Delay dashes charges against repeat sex offender
A repeat sex offender accused of assaults in Alberta and B.C. will not be tried for a heinous New Westminster attack on a passenger while he was a bus driver seven years ago.
B.C. Supreme Court Justice Michael Tammen, appointed in June, said the delay in prosecuting Oliver James Doherty, who has been in jail since May 2011 for the Alberta charges, doomed the B.C. case from the outset.
There was a “total breakdown” in communication between the provinces, he found, and the Crown’s missteps, inaction and conduct fell “well below that which is expected of reasonably diligent counsel.”
“Although the logistical details of keeping two sets of serious charges on the proverbial rails in different provinces would not have been simple, they would not have been particularly complex or onerous,” Tammen wrote in the decision, released Friday.
“The two court jurisdictions are separated by the Rocky Mountains, not the Atlantic Ocean.
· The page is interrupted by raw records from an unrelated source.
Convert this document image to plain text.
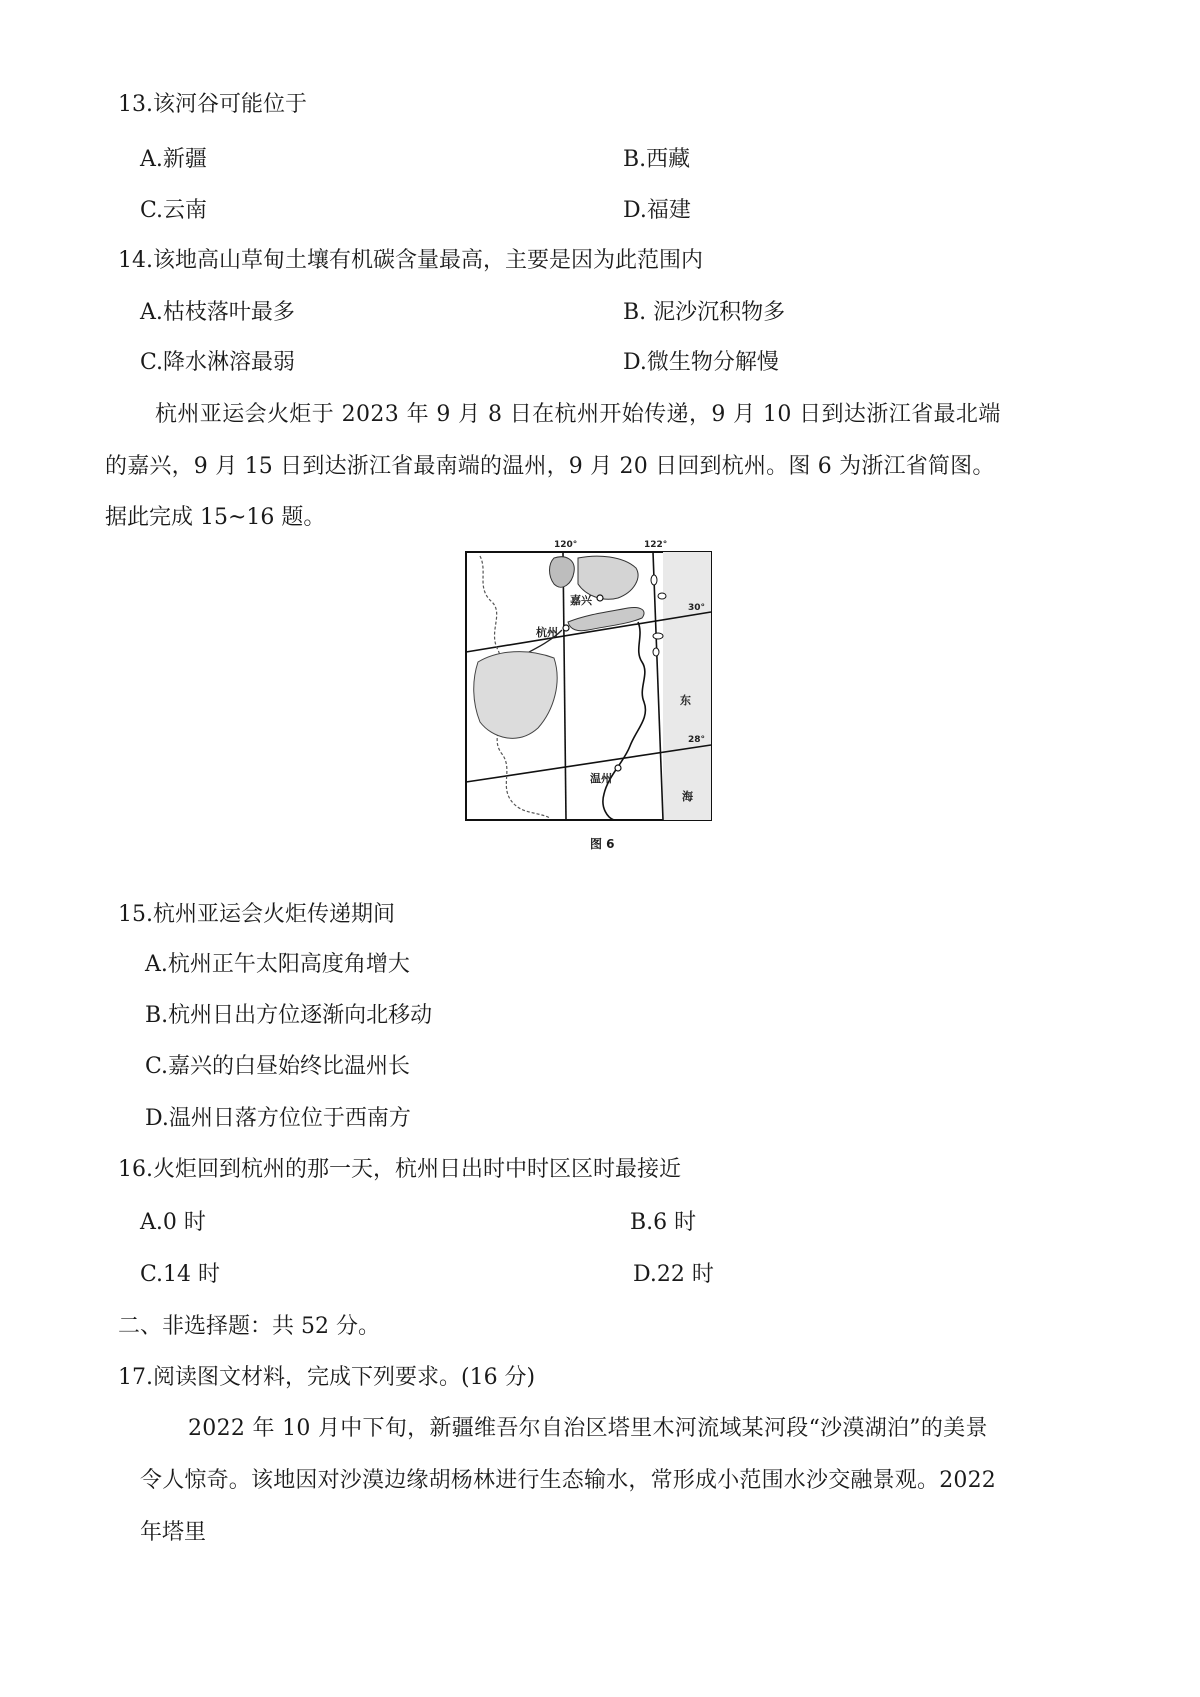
13.该河谷可能位于
A.新疆	B.西藏
C.云南	D.福建
14.该地高山草甸土壤有机碳含量最高，主要是因为此范围内
A.枯枝落叶最多	B. 泥沙沉积物多
C.降水淋溶最弱	D.微生物分解慢
杭州亚运会火炬于 2023 年 9 月 8 日在杭州开始传递，9 月 10 日到达浙江省最北端
的嘉兴，9 月 15 日到达浙江省最南端的温州，9 月 20 日回到杭州。图 6 为浙江省简图。
据此完成 15~16 题。
120°	122°
30°
28°
嘉兴
杭州
温州
东
海
图 6
15.杭州亚运会火炬传递期间
A.杭州正午太阳高度角增大
B.杭州日出方位逐渐向北移动
C.嘉兴的白昼始终比温州长
D.温州日落方位位于西南方
16.火炬回到杭州的那一天，杭州日出时中时区区时最接近
A.0 时	B.6 时
C.14 时	D.22 时
二、非选择题：共 52 分。
17.阅读图文材料，完成下列要求。(16 分)
2022 年 10 月中下旬，新疆维吾尔自治区塔里木河流域某河段“沙漠湖泊”的美景
令人惊奇。该地因对沙漠边缘胡杨林进行生态输水，常形成小范围水沙交融景观。2022
年塔里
There is a one-hour time difference. Flight times between Edmonton and Vancouver are less than two hours.”
The Alberta assaults were so barbaric that prosecutors considered a dangerous offender application, the justice noted, and Doherty received a sentence of 11 years after credit for time served, commencing June 6, 2014.
Tammen stayed the New West charges, saying the proceedings had exceeded the strict deadlines established by the Supreme Court of Canada in a 2016 decision known as R vs. Jordan.
“We have also failed the complainant and the general public,” the judge wrote. “The complainant should never have been made to wait seven years for this case to get to trial. The public expects, and rightly so, that a crime such as that alleged here will reach conclusion in a fraction of the time this case has taken.”
Doherty was charged with sexual assault, unlawful confinement and uttering threats after a woman was attacked Feb. 7, 2010, in New Westminster.
“The allegations are extremely serious, involving non-consensual, unprotected oral and vaginal sex, accompanied by threats and confinement of the complainant on a bus which the accused was operating,” Tammen said.
Police matched the resulting DNA profile to an unidentified person in three unsolved 2004 Alberta sexual offences.
A year later, Doherty’s DNA was identified during the investigation of a January 2011 sex assault in Edmonton. That tied him to the earlier Alberta and New Westminster offences.
On May 25, 2011, Edmonton police charged him with the four separate Alberta incidents. But New Westminster police only learned Doherty was in custody on Oct. 12 and the same day advised the B.C. Crown counsel who handled the case until December 2016.
She had approved charges only a week earlier and expressed hope that Doherty would plead guilty in B.C. because of the Alberta charges.
Over the years, Tammen said, there were multiple opportunities for her to have arranged a first appearance and commence prosecution on the B.C. charges.
The Alberta Crown didn’t bother to let B.C. know when Doherty was sentenced in 2014. It was not until Doherty appeared by video link on April 20, 2016, that the B.C. warrant for his arrest was considered executed.
The time from date of charge to his first appearance in 2016 was deemed in excess of 54 months.
The public expects … a crime such as that alleged here will reach conclusion in a fraction of the time this case has taken.